ネットでよく見るエロ・グロ漫画広告が末期症状に!? 「男塾」「キャプ翼」までもグロ漫画風に仕上げてしまうの画像1
集英社コミック文庫『封神演義』公式ページより

 ネットサーフィンをしていると、よく見かけるバナー広告。現在、ネット上の一部ではその「マンガのバナー広告」について話題になっているようだ。

 おそらくネットユーザーなら誰もが見たことがあると思われるマンガのバナー広告。限られたスペース内で強烈なインパクトを残すためか、作中の過激なコマを使用したバナーが多い。

 特にエログロ、ホラー系にバナーを仕立てあげるのが特徴的で、元のマンガのコンセプトがそういったテーマを取り扱った作品であればインパクトは強い。「胸糞悪い広告ばっかで吐き気がする」「数コマで鬱な気分になるからやめてほしい」といった意見もあるが、「正直かなり中身が気になる作品が多い」「まんまとつられて買ったことがある、中身はまぁそれなりだった」「エロ系はぶっちゃけ検索するよな!?」という声もあり、効果はそれなりに出ているかもしれない。
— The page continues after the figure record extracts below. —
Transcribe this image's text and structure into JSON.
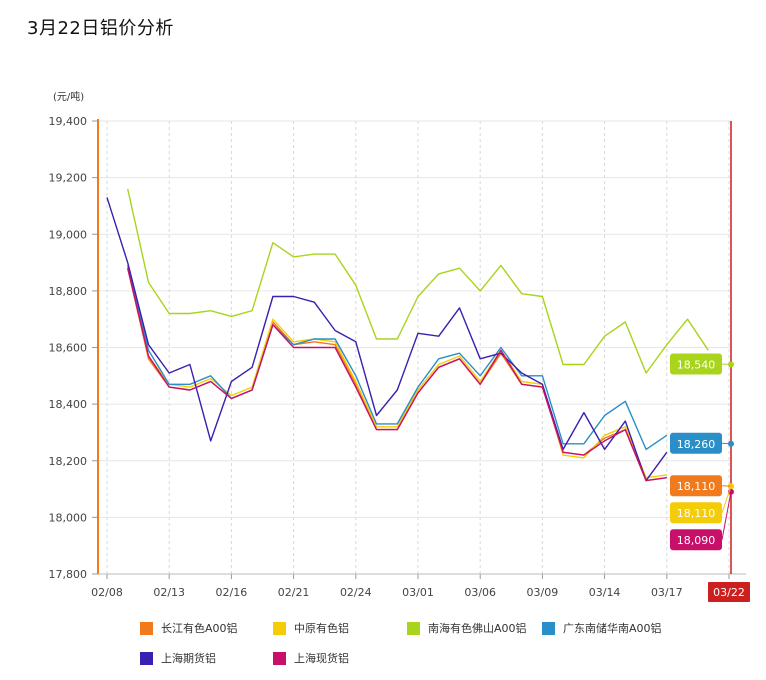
{
  "title": "3月22日铝价分析",
  "chart_data": {
    "type": "line",
    "title": "3月22日铝价分析",
    "ylabel": "(元/吨)",
    "ylim": [
      17800,
      19400
    ],
    "yticks": [
      "17,800",
      "18,000",
      "18,200",
      "18,400",
      "18,600",
      "18,800",
      "19,000",
      "19,200",
      "19,400"
    ],
    "ytick_values": [
      17800,
      18000,
      18200,
      18400,
      18600,
      18800,
      19000,
      19200,
      19400
    ],
    "x_tick_labels": [
      "02/08",
      "02/13",
      "02/16",
      "02/21",
      "02/24",
      "03/01",
      "03/06",
      "03/09",
      "03/14",
      "03/17",
      "03/22"
    ],
    "x_tick_index": [
      0,
      3,
      6,
      9,
      12,
      15,
      18,
      21,
      24,
      27,
      30
    ],
    "highlight_label": "03/22",
    "highlight_color": "#cc1f1f",
    "series": [
      {
        "name": "长江有色A00铝",
        "color": "#f07a1c",
        "values": [
          null,
          18880,
          18560,
          18460,
          18450,
          18480,
          18420,
          18450,
          18690,
          18610,
          18620,
          18610,
          18470,
          18310,
          18310,
          18440,
          18530,
          18560,
          18470,
          18580,
          18470,
          18460,
          18230,
          18220,
          18280,
          18310,
          18130,
          18140,
          null,
          null,
          null
        ],
        "end_value": 18110,
        "end_label": "18,110"
      },
      {
        "name": "中原有色铝",
        "color": "#f5cc08",
        "values": [
          null,
          18890,
          18570,
          18470,
          18460,
          18490,
          18430,
          18460,
          18700,
          18620,
          18630,
          18620,
          18480,
          18320,
          18320,
          18450,
          18540,
          18570,
          18480,
          18590,
          18480,
          18470,
          18220,
          18210,
          18290,
          18320,
          18140,
          18150,
          null,
          null,
          null
        ],
        "end_value": 18110,
        "end_label": "18,110"
      },
      {
        "name": "南海有色佛山A00铝",
        "color": "#a8d41c",
        "values": [
          null,
          19160,
          18830,
          18720,
          18720,
          18730,
          18710,
          18730,
          18970,
          18920,
          18930,
          18930,
          18820,
          18630,
          18630,
          18780,
          18860,
          18880,
          18800,
          18890,
          18790,
          18780,
          18540,
          18540,
          18640,
          18690,
          18510,
          18610,
          18700,
          18590,
          null
        ],
        "end_value": 18540,
        "end_label": "18,540"
      },
      {
        "name": "广东南储华南A00铝",
        "color": "#2a8fc8",
        "values": [
          null,
          18890,
          18590,
          18470,
          18470,
          18500,
          18420,
          18450,
          18680,
          18610,
          18630,
          18630,
          18500,
          18330,
          18330,
          18460,
          18560,
          18580,
          18500,
          18600,
          18500,
          18500,
          18260,
          18260,
          18360,
          18410,
          18240,
          18290,
          null,
          null,
          null
        ],
        "end_value": 18260,
        "end_label": "18,260"
      },
      {
        "name": "上海期货铝",
        "color": "#3a1fb0",
        "values": [
          19130,
          18900,
          18610,
          18510,
          18540,
          18270,
          18480,
          18530,
          18780,
          18780,
          18760,
          18660,
          18620,
          18360,
          18450,
          18650,
          18640,
          18740,
          18560,
          18580,
          18510,
          18470,
          18240,
          18370,
          18240,
          18340,
          18130,
          18230,
          null,
          null,
          null
        ],
        "end_value": null,
        "end_label": ""
      },
      {
        "name": "上海现货铝",
        "color": "#c8106a",
        "values": [
          null,
          18880,
          18570,
          18460,
          18450,
          18480,
          18420,
          18450,
          18680,
          18600,
          18600,
          18600,
          18460,
          18310,
          18310,
          18440,
          18530,
          18560,
          18470,
          18590,
          18470,
          18460,
          18230,
          18220,
          18270,
          18310,
          18130,
          18140,
          null,
          null,
          null
        ],
        "end_value": 18090,
        "end_label": "18,090"
      }
    ]
  }
}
 ただ、最近のネット上では、エログロ、ホラーを売りとしてないマンガまで、過激なバナーが作られているのではと話題になっているのだ。

 たとえば『封神演義』(作:藤崎竜/集英社)。「週刊少年ジャンプ」(集英社)に約4年間連載され、アニメ化もされた人気バトルファンタジー少年マンガなのだが、広告作成者は何を思ったのか、同作のバナーを制作する時に使用したのが「妲己が人間の内臓を食べている」コマだった。健全な少年マンガなのに、これを見た人は『封神演義』をグロ系のマンガだと勘違いしてしまいそう。

 続いては“漢”のマンガ『魁!!男塾』(作:宮下あきら/集英社)。こちらも「週刊少年ジャンプ」に長らく連載され、熱いバトルとギャグが当時の少年たちを興奮させた王道の少年マンガだ。しかし同作もバナー広告では、逆さまに気をつけをした人の頭が地面に埋まっている、通称“人柱”が描かれたコマが使われた。このシーンだけ切り取られると、漢のマンガ『魁!!男塾』もグロホラー系のマンガに早変わりだ。

 最後は説明不要の世界的少年マンガ『キャプテン翼』(作:高橋陽一/集英社)。こちらは相手のシュートを顔面ブロックして顔に傷を負った主人公・大空翼が「ボールはともだち こわくないよ」と名台詞を言うコマが使われているが、顔にボールが直撃している痛々しいコマと、顔が半分潰れているコマに加え、名台詞のフォントをおどろおどろしくしているために、狂気に満ち溢れた仕上がりになっている。ここまでくるともはやギャグだ。次は一体どんな名作少年マンガがグロマンガ風に仕上げられるのか。もとのコミックファンとしてはやや複雑だろうが、少しの楽しみでもある。